Build an AI Chat App in SwiftUI: Streaming From Scratch vs the Pre-Wired Version
A working AI chat screen is deceptively hard: the bubble UI takes an afternoon, but token streaming, cancellation, and secure key handling are where weeks disappear. This guide walks the from-scratch path step by step, then shows what's already wired in The Swift Kit.
To build an AI chat app in SwiftUI you stream responses from an LLM (OpenAI, Anthropic Claude, or Apple Foundation Models) into a scrolling list of message bubbles, appending tokens to the last message as they arrive over a URLSession bytes stream. The hard parts are not the UI — they are server-side key handling, per-token state updates without stutter, request cancellation, and rate limiting.
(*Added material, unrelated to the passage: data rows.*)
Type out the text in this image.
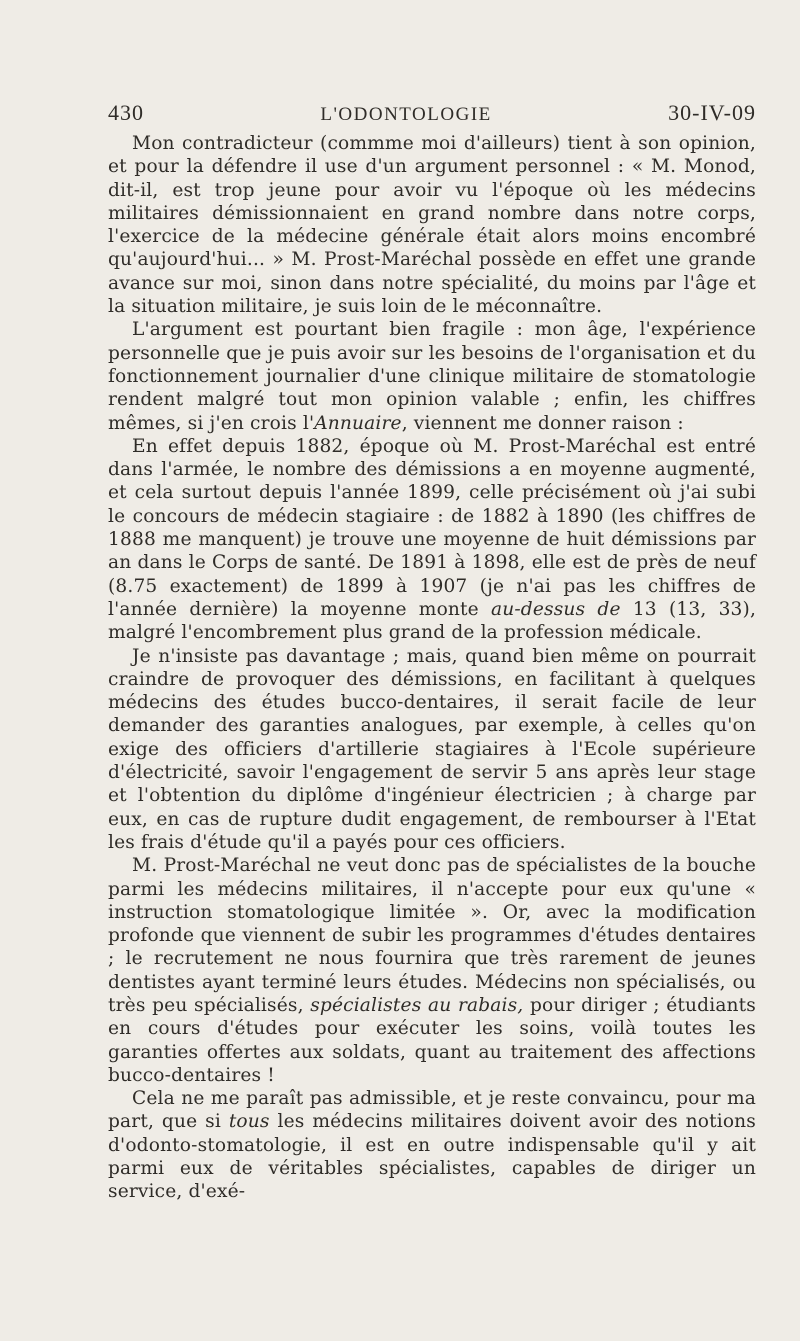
430	L'ODONTOLOGIE	30-IV-09

Mon contradicteur (commme moi d'ailleurs) tient à son opinion, et pour la défendre il use d'un argument personnel : « M. Monod, dit-il, est trop jeune pour avoir vu l'époque où les médecins militaires démissionnaient en grand nombre dans notre corps, l'exercice de la médecine générale était alors moins encombré qu'aujourd'hui... » M. Prost-Maréchal possède en effet une grande avance sur moi, sinon dans notre spécialité, du moins par l'âge et la situation militaire, je suis loin de le méconnaître.

L'argument est pourtant bien fragile : mon âge, l'expérience personnelle que je puis avoir sur les besoins de l'organisation et du fonctionnement journalier d'une clinique militaire de stomatologie rendent malgré tout mon opinion valable ; enfin, les chiffres mêmes, si j'en crois l'Annuaire, viennent me donner raison :

En effet depuis 1882, époque où M. Prost-Maréchal est entré dans l'armée, le nombre des démissions a en moyenne augmenté, et cela surtout depuis l'année 1899, celle précisément où j'ai subi le concours de médecin stagiaire : de 1882 à 1890 (les chiffres de 1888 me manquent) je trouve une moyenne de huit démissions par an dans le Corps de santé. De 1891 à 1898, elle est de près de neuf (8.75 exactement) de 1899 à 1907 (je n'ai pas les chiffres de l'année dernière) la moyenne monte au-dessus de 13 (13, 33), malgré l'encombrement plus grand de la profession médicale.

Je n'insiste pas davantage ; mais, quand bien même on pourrait craindre de provoquer des démissions, en facilitant à quelques médecins des études bucco-dentaires, il serait facile de leur demander des garanties analogues, par exemple, à celles qu'on exige des officiers d'artillerie stagiaires à l'Ecole supérieure d'électricité, savoir l'engagement de servir 5 ans après leur stage et l'obtention du diplôme d'ingénieur électricien ; à charge par eux, en cas de rupture dudit engagement, de rembourser à l'Etat les frais d'étude qu'il a payés pour ces officiers.

M. Prost-Maréchal ne veut donc pas de spécialistes de la bouche parmi les médecins militaires, il n'accepte pour eux qu'une « instruction stomatologique limitée ». Or, avec la modification profonde que viennent de subir les programmes d'études dentaires ; le recrutement ne nous fournira que très rarement de jeunes dentistes ayant terminé leurs études. Médecins non spécialisés, ou très peu spécialisés, spécialistes au rabais, pour diriger ; étudiants en cours d'études pour exécuter les soins, voilà toutes les garanties offertes aux soldats, quant au traitement des affections bucco-dentaires !

Cela ne me paraît pas admissible, et je reste convaincu, pour ma part, que si tous les médecins militaires doivent avoir des notions d'odonto-stomatologie, il est en outre indispensable qu'il y ait parmi eux de véritables spécialistes, capables de diriger un service, d'exé-
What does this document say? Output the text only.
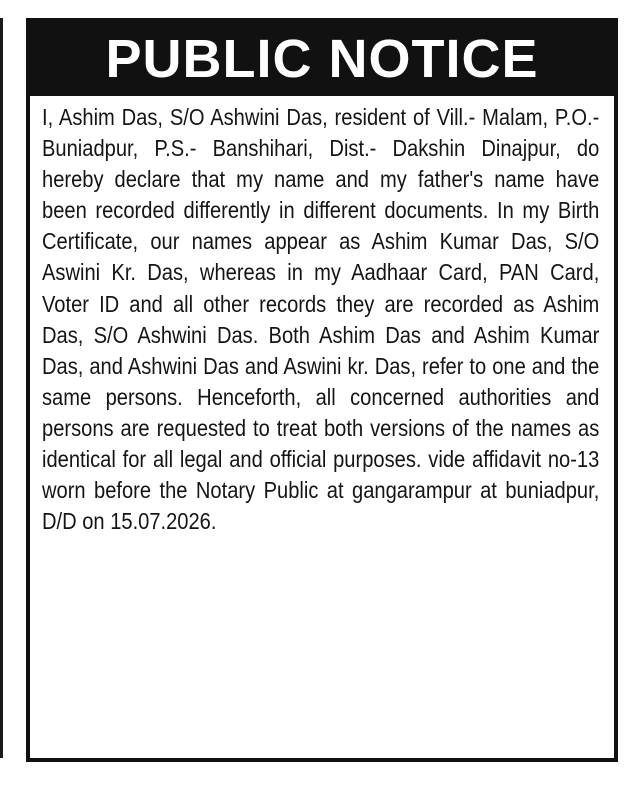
PUBLIC NOTICE

I, Ashim Das, S/O Ashwini Das, resident of Vill.- Malam, P.O.- Buniadpur, P.S.- Banshihari, Dist.- Dakshin Dinajpur, do hereby declare that my name and my father's name have been recorded differently in different documents. In my Birth Certificate, our names appear as Ashim Kumar Das, S/O Aswini Kr. Das, whereas in my Aadhaar Card, PAN Card, Voter ID and all other records they are recorded as Ashim Das, S/O Ashwini Das. Both Ashim Das and Ashim Kumar Das, and Ashwini Das and Aswini kr. Das, refer to one and the same persons. Henceforth, all concerned authorities and persons are requested to treat both versions of the names as identical for all legal and official purposes. vide affidavit no-13 worn before the Notary Public at gangarampur at buniadpur, D/D on 15.07.2026.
You can write this from scratch in roughly a week, or start from The Swift Kit, where the streaming chat, proxied keys, and rate limiting are already wired.
Why the bubbles are the easy 10%
Most 'build a SwiftUI ChatGPT clone' tutorials stop at a pretty bubble list and a single non-streaming request. That demo looks finished but ships almost none of the real work. The hard 90% is everything around the UI: streaming tokens so the response feels alive instead of arriving as a frozen block, keeping the key off the device so it can't be scraped from your binary, cancelling an in-flight generation cleanly, retrying after a dropped connection without losing the partial answer, and stopping a single user from burning your entire OpenAI budget in an afternoon. None of that shows up in a screenshot, which is exactly why it gets underestimated. Streaming in particular changes the architecture: your view model must mutate the last message in place on the main actor, your network layer reads bytes incrementally rather than awaiting a full body, and your provider abstraction has to normalize different SSE formats between OpenAI and Claude.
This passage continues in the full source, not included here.